Même soutien du sénateur socialiste Eric Kerrouche, selon qui « les arguments portés par nos collègues sont les bons et nous voterons l’amendement ». « Il faut faire les choses progressivement pour qu’elles soient bien faites » ajoute le sénateur PS Jean-Yves Leconte. D’autant que la HATVP « n’a déjà pas les moyens financiers » pour gérer ses nouvelles fonctions sur la déontologie de la fonction publique.
« Prétexte à la remise en cause de mesures essentielles à la transparence de la vie publique » dénonce Transparency international
Des remarques qui amusent Marc Fesneau. « Je ne résiste pas à l’idée de vous rappeler que c’est une loi qui n’a pas été votée par ce gouvernement » lâche-t-il… Comprendre, sous François Hollande. « En 2016, vous aviez prévu 2018 et vous dites qu’au fond, 2023 c’est mieux. C’est toujours un moment intéressant… »
Dans un communiqué, l’ONG Transparency international a dénoncé cet amendement. Selon l’ONG, le but est d’« utiliser ce texte législatif dont la vocation officielle est de répondre à la crise sanitaire, comme prétexte à la remise en cause de mesures essentielles à la transparence de la vie publique ». « Il est indispensable qu’un travail de consultation soit engagé sans délai avec les collectivités locales » ajoute l’ONG, qui reconnaît que le dispositif doit être amélioré.
Retrait d’un amendement relevant à 100.000 euros les procédures pour les marchés publics
Transparency international pointe aussi un autre amendement déposé par le président du groupe LREM, François Patriat.
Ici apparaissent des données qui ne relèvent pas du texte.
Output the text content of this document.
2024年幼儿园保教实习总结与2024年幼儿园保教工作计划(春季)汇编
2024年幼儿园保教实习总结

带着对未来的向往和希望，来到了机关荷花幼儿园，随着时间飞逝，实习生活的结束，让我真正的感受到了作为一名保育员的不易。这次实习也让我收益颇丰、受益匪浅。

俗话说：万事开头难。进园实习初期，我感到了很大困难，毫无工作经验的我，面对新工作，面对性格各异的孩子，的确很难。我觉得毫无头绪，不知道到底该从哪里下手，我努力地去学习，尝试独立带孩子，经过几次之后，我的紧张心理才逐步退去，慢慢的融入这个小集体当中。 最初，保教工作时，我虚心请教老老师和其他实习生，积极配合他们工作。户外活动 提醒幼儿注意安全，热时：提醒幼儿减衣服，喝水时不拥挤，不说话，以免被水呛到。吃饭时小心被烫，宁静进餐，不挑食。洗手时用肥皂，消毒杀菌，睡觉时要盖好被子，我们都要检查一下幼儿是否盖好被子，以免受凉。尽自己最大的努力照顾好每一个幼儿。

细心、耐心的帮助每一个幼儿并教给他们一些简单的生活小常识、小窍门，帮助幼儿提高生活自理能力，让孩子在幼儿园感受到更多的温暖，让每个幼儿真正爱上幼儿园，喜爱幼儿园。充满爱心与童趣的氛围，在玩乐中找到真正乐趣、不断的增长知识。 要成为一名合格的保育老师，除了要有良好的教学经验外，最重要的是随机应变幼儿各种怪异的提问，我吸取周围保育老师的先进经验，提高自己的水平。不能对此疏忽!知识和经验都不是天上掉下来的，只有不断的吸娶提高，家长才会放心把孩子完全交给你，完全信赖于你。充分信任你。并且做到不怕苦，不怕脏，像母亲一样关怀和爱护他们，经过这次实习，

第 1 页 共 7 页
Il propose de relever temporairement de 40.000 à 100.000 euros le seuil de dispense de publicité et de mise en concurrence pour la conclusion des marchés publics, en raison de la « gravité de la crise ».
« En dessous de ce seuil (de 100.000 euros), les acheteurs publics pourront conclure librement un marché de gré à gré avec le prestataire de leur choix. Or, ce type de marché peut favoriser des arrangements opaques alors même que l’usage de l’argent public se doit d’être exemplaire et transparent » craint Transparency.
Le gouvernement soutient l’idée de relever le seuil des procédures pour les marchés publics
En séance, l’amendement a finalement été retiré, le sujet étant d’ordre réglementaire et non législatif. Mais le ministre Marc Fesneau s’y est montré favorable dans l’esprit, saluant « un amendement d’appel qui est juste ». Il soutient « la nécessité de faire en sorte que nous assouplissions les procédures pour faire en sorte que la commande publique s’active de façon puissante pour la relance des travaux publics ». Marc Fesneau l’assure, « on y sera vigilant, par la voie réglementaire ».